This month saw the release from prison of the deeply controversial former Pakistani Prime Minister Nawaz Sharif along with his daughter Maryam and son-in-law, Captain (retired) Safdar Awan. While the move has been welcomed by hardcore supporters of Nawaz’s PML-N party, the move has been criticised by a substantial number of Pakistanis under the guise that it has let members of an infamously corrupt family off the hook after many had hoped they would face long term justice from behind bars. However, with the deeply anti-Nawaz Prime Minister Imran Khan now firmly in power as the new Prime Minister, what it does demonstrate is that the High Court in Islamabad has made an independent decision that neither the government nor the allegedly anti-Nawaz establishment (military) have attempted to interfere in.
While Pakistanis continue to debate the merits of freeing Nawaz and his kin at a time when they are charged with widespread acts of corruption, no one can argue that in acting in a manner which defies popular opinion in the country as a whole (the PML-N was rejected in favour of the upstart PTI), one which rejects the wider position of the new government, as well as the perceived views of the establishment, that the court has been unduly influenced by any other formal or informal branch of government. This means that the High Court acted with judicial independence and even those who disagree with the court’s decision have come to agree with this on the whole.
This development is highly notable as Pakistan, like its neighbours has had a history of highly politicised court decisions made by judges whose own fortunes were often determined by their relationship with powerful political and establishment elites. This reality meant that the judicial independence of Pakistan’s highest courts was often called into question both by Pakistanis and by international observers.
Today though, as Pakistan’s relationship between government and establishment matures under the PTI government, so too does it appear that the relationship between the judiciary and other branches of government is maturing after decades of often tumultuous and difficult attempts at co-existence. There is more work to be done in this respect without a doubt, but nevertheless, Pakistanis who have long sought a more modernised separation of branches of government have much cause for relief.
On the other side of the world in the United States, one finds a nation that is still home to multiple commentators who openly criticise south Asian judicial systems for being overly politicised and too linked up with the interests of other branches of government.

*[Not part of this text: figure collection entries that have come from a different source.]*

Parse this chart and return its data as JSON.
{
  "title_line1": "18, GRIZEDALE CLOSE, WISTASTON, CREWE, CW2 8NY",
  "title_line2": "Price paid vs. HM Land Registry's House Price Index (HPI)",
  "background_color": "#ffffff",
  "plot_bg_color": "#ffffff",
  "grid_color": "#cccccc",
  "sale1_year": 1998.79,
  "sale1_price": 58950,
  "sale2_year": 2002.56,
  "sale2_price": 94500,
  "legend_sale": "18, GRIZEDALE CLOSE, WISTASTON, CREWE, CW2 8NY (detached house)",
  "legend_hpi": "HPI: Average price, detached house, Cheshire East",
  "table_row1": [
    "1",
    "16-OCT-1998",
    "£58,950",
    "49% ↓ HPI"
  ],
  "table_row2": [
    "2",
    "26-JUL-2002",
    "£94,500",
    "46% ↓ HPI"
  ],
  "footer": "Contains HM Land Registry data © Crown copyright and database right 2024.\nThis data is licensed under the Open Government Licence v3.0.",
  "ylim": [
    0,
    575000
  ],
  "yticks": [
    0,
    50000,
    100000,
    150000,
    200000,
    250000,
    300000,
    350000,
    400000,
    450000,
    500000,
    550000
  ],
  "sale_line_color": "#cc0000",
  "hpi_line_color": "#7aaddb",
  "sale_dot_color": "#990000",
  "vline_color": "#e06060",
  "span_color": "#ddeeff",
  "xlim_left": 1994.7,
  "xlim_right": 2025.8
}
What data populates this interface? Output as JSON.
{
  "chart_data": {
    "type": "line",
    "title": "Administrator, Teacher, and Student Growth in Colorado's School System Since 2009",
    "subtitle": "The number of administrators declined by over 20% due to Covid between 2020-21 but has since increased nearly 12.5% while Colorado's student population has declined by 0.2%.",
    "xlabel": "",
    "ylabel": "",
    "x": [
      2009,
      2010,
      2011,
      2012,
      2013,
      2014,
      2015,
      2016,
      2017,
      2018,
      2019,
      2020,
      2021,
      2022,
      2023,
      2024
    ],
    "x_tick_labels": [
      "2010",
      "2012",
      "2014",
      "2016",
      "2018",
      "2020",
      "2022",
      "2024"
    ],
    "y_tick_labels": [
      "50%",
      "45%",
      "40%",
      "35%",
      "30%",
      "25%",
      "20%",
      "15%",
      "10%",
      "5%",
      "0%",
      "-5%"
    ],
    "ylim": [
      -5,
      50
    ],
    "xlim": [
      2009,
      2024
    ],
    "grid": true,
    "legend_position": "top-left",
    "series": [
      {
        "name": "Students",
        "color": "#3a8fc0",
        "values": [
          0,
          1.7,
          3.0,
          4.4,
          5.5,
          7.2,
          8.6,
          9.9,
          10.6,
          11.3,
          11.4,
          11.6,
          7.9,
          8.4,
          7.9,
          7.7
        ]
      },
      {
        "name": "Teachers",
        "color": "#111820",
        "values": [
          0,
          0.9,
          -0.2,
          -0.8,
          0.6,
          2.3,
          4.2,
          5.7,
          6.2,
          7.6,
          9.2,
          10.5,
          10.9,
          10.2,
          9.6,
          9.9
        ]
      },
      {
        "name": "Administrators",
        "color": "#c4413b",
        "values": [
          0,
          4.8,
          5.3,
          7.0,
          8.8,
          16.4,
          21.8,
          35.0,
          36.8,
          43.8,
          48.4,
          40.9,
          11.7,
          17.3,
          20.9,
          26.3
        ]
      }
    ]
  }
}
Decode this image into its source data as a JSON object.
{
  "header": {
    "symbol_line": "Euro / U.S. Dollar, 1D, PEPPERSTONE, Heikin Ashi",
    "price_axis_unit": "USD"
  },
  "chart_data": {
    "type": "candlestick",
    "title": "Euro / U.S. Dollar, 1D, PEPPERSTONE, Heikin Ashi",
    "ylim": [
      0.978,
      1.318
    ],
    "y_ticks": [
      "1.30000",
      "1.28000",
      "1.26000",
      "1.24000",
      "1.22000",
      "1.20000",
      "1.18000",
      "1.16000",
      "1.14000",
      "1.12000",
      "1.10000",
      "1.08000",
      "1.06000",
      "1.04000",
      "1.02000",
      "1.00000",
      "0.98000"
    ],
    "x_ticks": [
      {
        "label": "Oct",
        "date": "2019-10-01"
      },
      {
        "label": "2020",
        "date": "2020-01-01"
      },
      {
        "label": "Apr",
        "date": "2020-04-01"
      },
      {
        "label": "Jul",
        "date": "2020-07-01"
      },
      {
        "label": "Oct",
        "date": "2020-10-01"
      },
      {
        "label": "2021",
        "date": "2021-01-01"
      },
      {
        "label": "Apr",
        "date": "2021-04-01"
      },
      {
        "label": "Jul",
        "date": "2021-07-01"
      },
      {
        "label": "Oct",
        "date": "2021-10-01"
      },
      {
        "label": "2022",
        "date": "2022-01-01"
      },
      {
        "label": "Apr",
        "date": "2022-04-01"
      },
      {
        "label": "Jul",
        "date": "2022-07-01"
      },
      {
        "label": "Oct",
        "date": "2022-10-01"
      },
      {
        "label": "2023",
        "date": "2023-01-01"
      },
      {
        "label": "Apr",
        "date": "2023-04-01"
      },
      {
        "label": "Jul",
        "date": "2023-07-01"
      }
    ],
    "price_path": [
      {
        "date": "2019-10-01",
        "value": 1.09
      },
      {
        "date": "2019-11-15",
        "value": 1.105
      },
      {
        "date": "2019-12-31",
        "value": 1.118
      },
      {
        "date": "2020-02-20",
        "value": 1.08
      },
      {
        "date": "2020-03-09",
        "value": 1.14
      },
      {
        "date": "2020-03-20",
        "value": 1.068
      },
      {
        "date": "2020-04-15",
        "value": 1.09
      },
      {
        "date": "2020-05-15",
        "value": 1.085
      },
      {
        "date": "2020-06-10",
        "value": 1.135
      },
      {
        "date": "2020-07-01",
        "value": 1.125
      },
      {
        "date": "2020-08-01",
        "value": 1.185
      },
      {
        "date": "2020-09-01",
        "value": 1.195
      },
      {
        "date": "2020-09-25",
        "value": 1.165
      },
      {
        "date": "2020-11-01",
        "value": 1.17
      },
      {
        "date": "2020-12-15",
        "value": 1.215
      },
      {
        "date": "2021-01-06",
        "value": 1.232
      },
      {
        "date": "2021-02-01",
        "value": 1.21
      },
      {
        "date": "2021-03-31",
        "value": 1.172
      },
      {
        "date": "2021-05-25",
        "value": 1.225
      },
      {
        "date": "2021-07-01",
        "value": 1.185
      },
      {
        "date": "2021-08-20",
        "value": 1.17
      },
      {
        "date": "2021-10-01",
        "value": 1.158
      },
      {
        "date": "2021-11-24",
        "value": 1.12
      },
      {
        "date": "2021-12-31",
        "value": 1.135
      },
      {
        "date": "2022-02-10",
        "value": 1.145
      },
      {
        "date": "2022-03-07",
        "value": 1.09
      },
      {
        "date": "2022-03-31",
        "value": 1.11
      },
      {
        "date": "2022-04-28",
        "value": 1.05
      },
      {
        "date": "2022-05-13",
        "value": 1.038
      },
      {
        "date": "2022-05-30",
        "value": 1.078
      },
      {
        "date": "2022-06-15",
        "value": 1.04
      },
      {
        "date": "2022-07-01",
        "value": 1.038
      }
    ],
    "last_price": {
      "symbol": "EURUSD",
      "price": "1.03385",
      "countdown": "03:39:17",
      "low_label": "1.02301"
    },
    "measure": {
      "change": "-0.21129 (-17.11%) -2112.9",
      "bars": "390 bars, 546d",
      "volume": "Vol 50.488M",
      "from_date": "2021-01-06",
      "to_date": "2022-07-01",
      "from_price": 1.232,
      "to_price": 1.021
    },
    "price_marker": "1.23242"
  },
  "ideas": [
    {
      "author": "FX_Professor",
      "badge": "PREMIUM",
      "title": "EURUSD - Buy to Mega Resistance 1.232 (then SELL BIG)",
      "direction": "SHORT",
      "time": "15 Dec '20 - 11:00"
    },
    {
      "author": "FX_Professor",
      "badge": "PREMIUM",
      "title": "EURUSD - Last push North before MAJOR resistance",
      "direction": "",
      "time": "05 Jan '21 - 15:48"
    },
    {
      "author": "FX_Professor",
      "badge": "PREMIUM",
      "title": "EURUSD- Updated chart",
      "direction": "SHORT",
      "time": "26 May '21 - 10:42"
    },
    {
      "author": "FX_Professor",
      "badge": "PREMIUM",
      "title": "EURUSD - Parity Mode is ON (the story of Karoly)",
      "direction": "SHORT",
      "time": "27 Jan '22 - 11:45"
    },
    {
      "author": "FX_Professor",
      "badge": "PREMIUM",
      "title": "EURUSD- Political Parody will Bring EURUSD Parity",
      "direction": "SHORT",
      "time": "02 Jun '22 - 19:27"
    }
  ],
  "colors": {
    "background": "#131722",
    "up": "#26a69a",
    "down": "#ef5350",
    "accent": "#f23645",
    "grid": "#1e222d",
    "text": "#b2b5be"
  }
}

Without a doubt, such people are presently the proverbial occupants of the world’s largest glass house who are busily engaged in a contest to see who can throw the largest stone.
The reason that the US has less and less credibility when criticising the judicial independence of any foreign nation is because an erstwhile apolitical or at least broadly tame event – the Senatorial conformation of a new pick for Supreme Court judge, has become a circus like atmosphere of ultra-partisan accusations and grandstanding. Yesterday saw the United States plunge to the depths of politicising its judicial process in full public view. The hearing to confirm Donald Trump’s new Supreme Court pick Brett Kavanaugh was in reality more like a public show trial that had everything to do with sexual encounters, deranged lifestyles, alcohol fuelled wild parties and little to do with any sense of attaining Kavanaugh’s philosophy on law and justice.
Anyone familiar with various scandals throughout south Asia ranging from charges of blasphemy to working for neighbouring regimes will realise that in the 21st century, Americans accusing a judge of being sexually perverse and long time drunk are analogous to for example accusing a Pakistani jurist of blasphemy or secretly working for RAW, the Indian intelligence service.
In this sense, while Pakistan is currently moving forward in respect of streamlining its defined and de-facto branches of government, in the US, an elected President appears to be pushed and pulled by the un-elected de-facto “deep state”, while at the same time his Senate opposition subjected his Supreme Court nominee to a kind of show trial that had everything to do with party politics and related matters of petty personality while being completely devoid of any substance.
Just as questions of judicial independence have often been drawn along partisan lines in Pakistan’s past, so too is the matter of Brett Kavanaugh now more or less entirely formed along partisan lines between supporters of Trump and his opponents in the Democratic Party.
The geopolitical significance of this is that while the United States has often hid behind a cloak of never accurate exceptionalism in respect of somehow being a more honest, functional and fair nation than every other in the world, the truth is that for most of the 20th century, the United States was merely the wealthiest nation in the world. In terms of other virtues, the title for “the best” was spread far more widely throughout the world than even today most Americans of any party political affiliation are willing to admit.
Of course, Pakistan remains one of the nations most publicly maligned in US political rhetoric in spite of decades of an alliance that got the US everything it asked for while only helping to spread cross-border terrorism into vulnerable provinces of Pakistan at a tremendous cost to both the people and security apparatus of the state.
Therefore, the primary lesson in this story is that domestic political realities are never set in stone – they are constantly evolving, however gradually. Because of this, the geopolitical perceptions of other nations must be updated when necessary in order for the correct impression to be garnered by an observing party. In this sense, while the US used to mock and ridicule Pakistan’s lack of judicial independence. The last several weeks have proved that in 2018, Pakistan’s judiciary is making strides towards judicial independence in a major way while the United States continues to descend into the swamp of politicising its judiciary and turning its wider political debate into a giant gossip magazine.